Ja, auf jeden Fall. Nordafrika liegt innerhalb Afrikas vorn, was den Zugang zum Internet angeht, allerdings gibt es große Unterschiede zwischen den nordafrikanischen Ländern. Im französischsprachigen Westafrika gehen die Menschen vor allem über Internet-Cafés ins Netz, aber das ist teuer. Die Kluft zwischen Städten und ländlichen Gebieten, wo es keine Elektrizität und – wenn überhaupt – nur eine sehr langsame Internetverbindung gibt, ist groß.

Welche Rolle spielen Soziale Medien in Ländern südlich der Sahara?

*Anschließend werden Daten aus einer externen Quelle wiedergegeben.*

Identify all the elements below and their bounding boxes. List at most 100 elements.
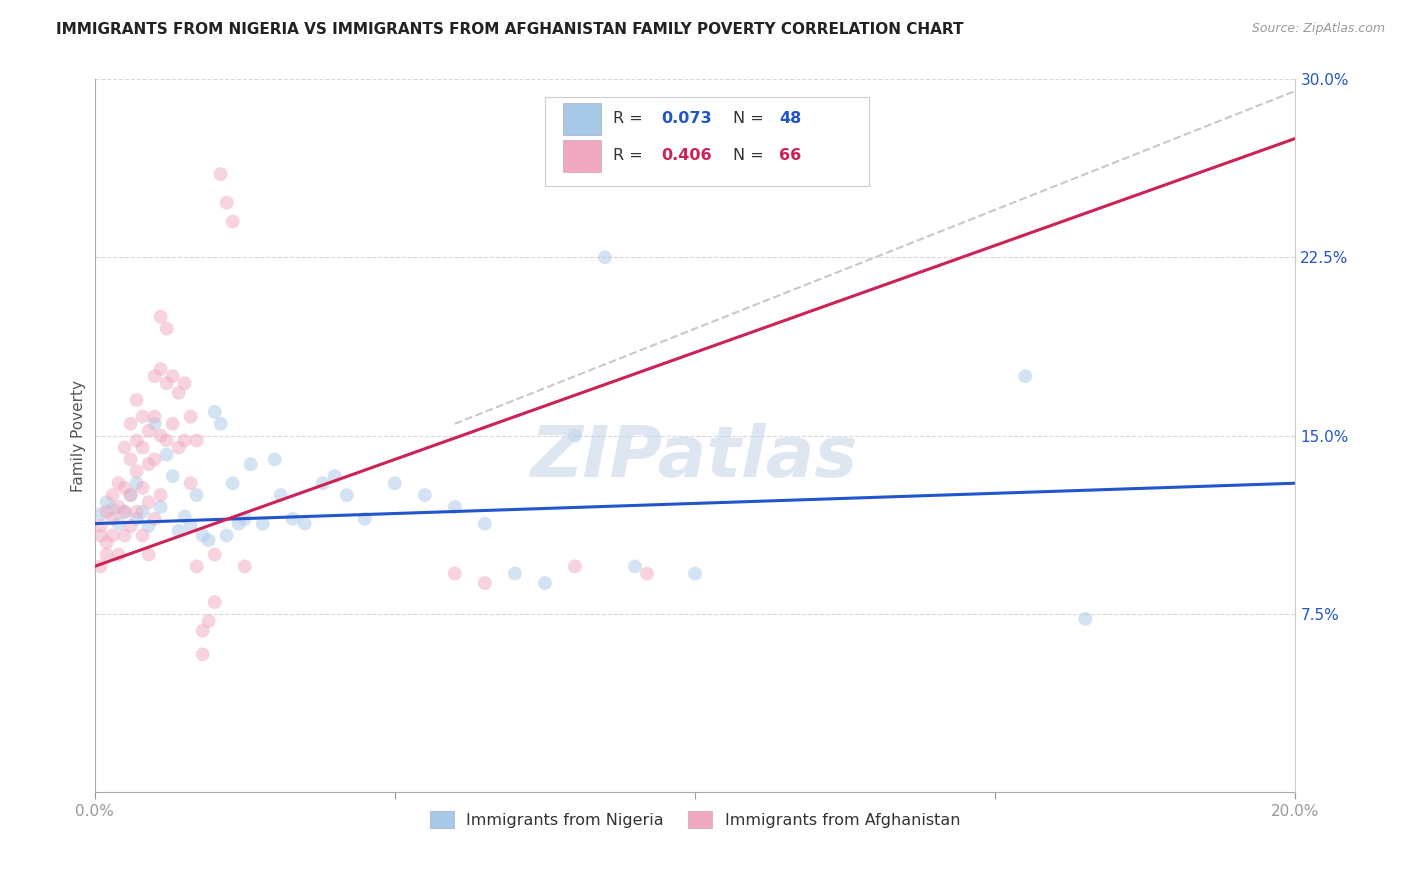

In Ländern Subsahara-Afrikas wird Twitter von einer Elite von Technophilen genutzt, die in der Hauptstadt oder in der Diaspora im Ausland leben. Sie suchen nach Neuigkeiten über ihr Heimatland oder kommentieren das politische Leben in ihrem Land. Facebook ist ein Magnet mit großen Zuwachsraten – angesichts der verfügbaren Infrastruktur. Facebook ist oft der erste Kontakt, den afrikanische Internetnutzer mit Sozialen Netzwerken haben, und sie lieben es.

Soziale Medien sind derzeit in der Öffentlichkeit stark präsent. Gibt es auch negative Aspekte der „Social Media“-Nutzung in afrikanischen Ländern und. wenn ja, welche?

Wir haben in Nordafrika und im Mittleren Osten gesehen, dass Soziale Medien den Menschen dabei geholfen haben, sich zu versammeln und sich zu organisieren. Aber im Fall der Elfenbeinküste waren Soziale Netze damals Boten von Hass, ethnischen Konflikten und schlimmerem. Twitter und Facebook waren die Schlachtfelder für Anhänger und Gegner von Präsident Ouattara, zum Beispiel während des Konflikts im Winter und im Frühling. Auf der anderen Seite war Twitter auch der Ort, um zu helfen und Hilfe zu organisieren für die Opfer des Konflikts in Abidjan – über das Hashtag #civsocial. Im Moment ist Twitter DER Ort für die Oppositionellen in Senegal, die derzeit Präsident Wade herausfordern. Sogar in Burkina Faso, wo die Zahl der Internetnutzer sehr niedrig ist, haben sich die Menschen dem Internet und den Facebook-Accounts der Opposition zugewandt, um Neuigkeiten über den jüngsten Aufruhr zwischen Regierung und meuternden Soldaten zu bekommen.

Wie wichtig sind SMS für Bürger wie Regierungen?

SMS sind entscheidend für afrikanische Bürger, um günstig kommunizieren zu können. Aber jetzt werden SMS auch für Regierungen wichtig. Diese sind sich der Macht der Kurzmitteilungen in Wahlkampfzeiten oder in angespannten Situationen bewusst und versuchen, diese für Propagandazwecke einzusetzen oder den Service der Telefonanbieter zeitweise abzustellen, wie es in Ägypten am Tahrir-Platz der Fall war. Das ist die nächste Hürde für die Meinungsfreiheit: Wenn Kommunikation via SMS von großen Telekommunikationsanbietern abhängig ist, an denen eine Regierung der Mehrheits-Eigner ist, oder die sogar der Staat besitzt, sind Autoritäten versucht, die Kommunikation im Konfliktfall zu unterbinden.